Перемѣна въ общественномъ его положеніи была незначительна по сравненіи съ тѣмъ, какъ измѣнился онъ самъ. Деревенскій докторъ, застѣнчивый и неловкій, прикрывающій чувство собственнаго превосходства молчаливостью, сдѣлался вполнѣ свѣтскимъ человѣкомъ. Даже наружность его подверглась измѣненію: онъ держался прямѣе, казался выше и красивѣе. Вотъ первое впечатлѣніе!
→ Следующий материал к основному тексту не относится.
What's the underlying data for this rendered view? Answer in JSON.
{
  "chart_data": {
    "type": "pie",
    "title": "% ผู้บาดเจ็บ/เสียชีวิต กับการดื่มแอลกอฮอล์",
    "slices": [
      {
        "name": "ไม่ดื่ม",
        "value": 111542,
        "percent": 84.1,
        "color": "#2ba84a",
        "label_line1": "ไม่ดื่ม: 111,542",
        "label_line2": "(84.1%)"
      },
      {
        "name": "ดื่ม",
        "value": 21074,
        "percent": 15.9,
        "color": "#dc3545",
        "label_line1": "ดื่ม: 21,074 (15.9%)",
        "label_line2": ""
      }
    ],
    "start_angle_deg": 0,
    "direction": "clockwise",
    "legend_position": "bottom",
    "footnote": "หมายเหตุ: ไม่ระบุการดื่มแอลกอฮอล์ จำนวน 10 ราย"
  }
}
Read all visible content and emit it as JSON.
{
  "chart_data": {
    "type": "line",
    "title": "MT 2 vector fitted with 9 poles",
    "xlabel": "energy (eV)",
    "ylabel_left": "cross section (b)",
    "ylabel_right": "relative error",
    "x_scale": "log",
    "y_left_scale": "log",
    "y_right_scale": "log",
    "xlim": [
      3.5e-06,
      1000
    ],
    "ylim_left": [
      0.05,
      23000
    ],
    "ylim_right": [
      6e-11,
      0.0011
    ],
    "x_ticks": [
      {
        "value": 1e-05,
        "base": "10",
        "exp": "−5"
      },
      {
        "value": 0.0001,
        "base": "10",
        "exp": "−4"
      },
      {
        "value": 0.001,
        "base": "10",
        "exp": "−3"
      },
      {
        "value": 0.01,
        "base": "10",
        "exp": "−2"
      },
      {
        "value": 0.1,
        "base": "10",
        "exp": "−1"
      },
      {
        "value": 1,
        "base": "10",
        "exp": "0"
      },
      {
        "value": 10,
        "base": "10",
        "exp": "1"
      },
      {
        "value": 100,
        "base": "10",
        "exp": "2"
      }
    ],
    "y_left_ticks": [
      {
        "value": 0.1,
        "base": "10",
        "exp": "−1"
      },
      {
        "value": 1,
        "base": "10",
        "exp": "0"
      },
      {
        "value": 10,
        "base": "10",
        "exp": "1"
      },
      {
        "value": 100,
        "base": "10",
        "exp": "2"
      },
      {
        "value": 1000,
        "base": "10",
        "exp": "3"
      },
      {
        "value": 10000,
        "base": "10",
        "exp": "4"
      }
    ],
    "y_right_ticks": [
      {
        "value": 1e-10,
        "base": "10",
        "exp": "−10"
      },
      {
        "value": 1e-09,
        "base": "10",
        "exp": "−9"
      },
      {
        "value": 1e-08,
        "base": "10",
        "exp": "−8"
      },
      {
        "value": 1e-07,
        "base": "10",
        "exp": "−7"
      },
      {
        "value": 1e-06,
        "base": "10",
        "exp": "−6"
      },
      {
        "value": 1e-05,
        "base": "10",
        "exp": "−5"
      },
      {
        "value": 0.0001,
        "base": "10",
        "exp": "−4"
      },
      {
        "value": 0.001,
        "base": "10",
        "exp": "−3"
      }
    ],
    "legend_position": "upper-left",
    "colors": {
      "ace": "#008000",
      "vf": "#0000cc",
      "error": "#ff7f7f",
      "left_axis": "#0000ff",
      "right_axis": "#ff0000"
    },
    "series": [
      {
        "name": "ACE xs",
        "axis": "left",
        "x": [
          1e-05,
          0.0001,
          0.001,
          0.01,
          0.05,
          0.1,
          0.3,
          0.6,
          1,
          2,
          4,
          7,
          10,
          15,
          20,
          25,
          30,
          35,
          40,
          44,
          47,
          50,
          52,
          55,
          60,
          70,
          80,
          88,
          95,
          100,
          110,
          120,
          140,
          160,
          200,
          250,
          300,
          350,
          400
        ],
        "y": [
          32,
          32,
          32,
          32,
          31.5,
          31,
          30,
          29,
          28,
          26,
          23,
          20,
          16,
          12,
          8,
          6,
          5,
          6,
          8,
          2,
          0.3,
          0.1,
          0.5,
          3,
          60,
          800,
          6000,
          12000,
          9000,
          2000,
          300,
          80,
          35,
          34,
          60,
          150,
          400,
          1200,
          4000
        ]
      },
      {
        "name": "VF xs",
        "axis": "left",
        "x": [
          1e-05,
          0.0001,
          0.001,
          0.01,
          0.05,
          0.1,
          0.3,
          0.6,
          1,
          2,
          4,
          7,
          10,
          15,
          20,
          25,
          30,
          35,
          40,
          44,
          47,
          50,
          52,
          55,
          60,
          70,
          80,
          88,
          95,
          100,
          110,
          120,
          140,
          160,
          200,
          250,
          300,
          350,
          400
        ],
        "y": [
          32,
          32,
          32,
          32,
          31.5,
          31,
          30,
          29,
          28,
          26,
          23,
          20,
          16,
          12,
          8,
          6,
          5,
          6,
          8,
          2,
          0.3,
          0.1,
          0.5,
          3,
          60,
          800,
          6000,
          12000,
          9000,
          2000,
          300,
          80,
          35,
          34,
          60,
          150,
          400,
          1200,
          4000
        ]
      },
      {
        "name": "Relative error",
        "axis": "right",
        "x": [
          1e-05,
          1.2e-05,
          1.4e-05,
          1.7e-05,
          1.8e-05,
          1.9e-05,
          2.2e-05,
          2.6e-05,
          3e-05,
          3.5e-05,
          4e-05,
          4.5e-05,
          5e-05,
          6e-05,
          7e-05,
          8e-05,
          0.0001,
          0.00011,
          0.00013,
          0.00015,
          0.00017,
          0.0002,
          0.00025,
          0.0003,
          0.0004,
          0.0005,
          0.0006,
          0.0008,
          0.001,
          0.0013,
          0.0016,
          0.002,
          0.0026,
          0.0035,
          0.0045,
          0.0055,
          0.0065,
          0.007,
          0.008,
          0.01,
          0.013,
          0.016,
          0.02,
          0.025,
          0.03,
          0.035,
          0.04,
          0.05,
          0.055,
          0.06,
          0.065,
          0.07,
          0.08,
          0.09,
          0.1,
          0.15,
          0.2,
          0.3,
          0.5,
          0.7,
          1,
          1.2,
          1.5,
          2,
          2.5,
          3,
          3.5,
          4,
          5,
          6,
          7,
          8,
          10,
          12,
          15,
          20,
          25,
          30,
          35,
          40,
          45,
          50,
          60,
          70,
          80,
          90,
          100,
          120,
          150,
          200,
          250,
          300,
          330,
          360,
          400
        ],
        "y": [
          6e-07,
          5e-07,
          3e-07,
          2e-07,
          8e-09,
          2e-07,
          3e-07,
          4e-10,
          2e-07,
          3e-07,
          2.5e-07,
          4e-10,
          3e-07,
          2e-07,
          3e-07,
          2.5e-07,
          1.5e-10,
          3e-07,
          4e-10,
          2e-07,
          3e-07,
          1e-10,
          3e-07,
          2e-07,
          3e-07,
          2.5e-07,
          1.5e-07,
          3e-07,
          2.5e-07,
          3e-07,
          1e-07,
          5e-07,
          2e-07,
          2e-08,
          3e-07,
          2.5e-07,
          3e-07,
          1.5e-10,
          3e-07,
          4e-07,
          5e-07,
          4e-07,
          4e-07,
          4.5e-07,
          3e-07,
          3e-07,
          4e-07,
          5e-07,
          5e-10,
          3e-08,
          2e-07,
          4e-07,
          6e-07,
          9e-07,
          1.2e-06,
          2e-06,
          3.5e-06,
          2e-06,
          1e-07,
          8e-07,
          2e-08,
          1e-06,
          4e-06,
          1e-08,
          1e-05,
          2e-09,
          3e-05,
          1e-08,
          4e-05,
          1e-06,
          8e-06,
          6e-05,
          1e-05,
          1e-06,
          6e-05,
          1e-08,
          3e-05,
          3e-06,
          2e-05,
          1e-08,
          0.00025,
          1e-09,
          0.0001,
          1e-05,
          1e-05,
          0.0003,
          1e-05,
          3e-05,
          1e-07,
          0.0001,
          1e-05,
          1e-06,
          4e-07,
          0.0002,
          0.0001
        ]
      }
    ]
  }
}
Но, поговоривъ съ нимъ, я нашелъ въ немъ того же добродушнаго, благороднаго человѣка, какимъ былъ онъ всегда, нимало-невозгордившагося своимъ возвышеніемъ.
Одно только показалось мнѣ странно: онъ не обнаруживалъ никакого желанія увидѣться съ нашимъ семействомъ, которое встарину такъ хорошо принимало его. А когда я предложилъ ему отправиться къ намъ, онъ, нѣсколько смѣшавшись, отвѣчалъ, что не можетъ ѣхать, потому-что очень утомленъ. Я зналъ, что когда-то у нихъ съ Мери-Анною была взаимная страстишка, и предположилъ, что, вѣроятно, произошелъ какой-нибудь разладъ, дѣлавшій свиданіе тяжелымъ для него, потому, не настаивая на своемъ предложеніи, перемѣнилъ разговоръ и согласился идти въ гостинницу обѣдать съ нимъ.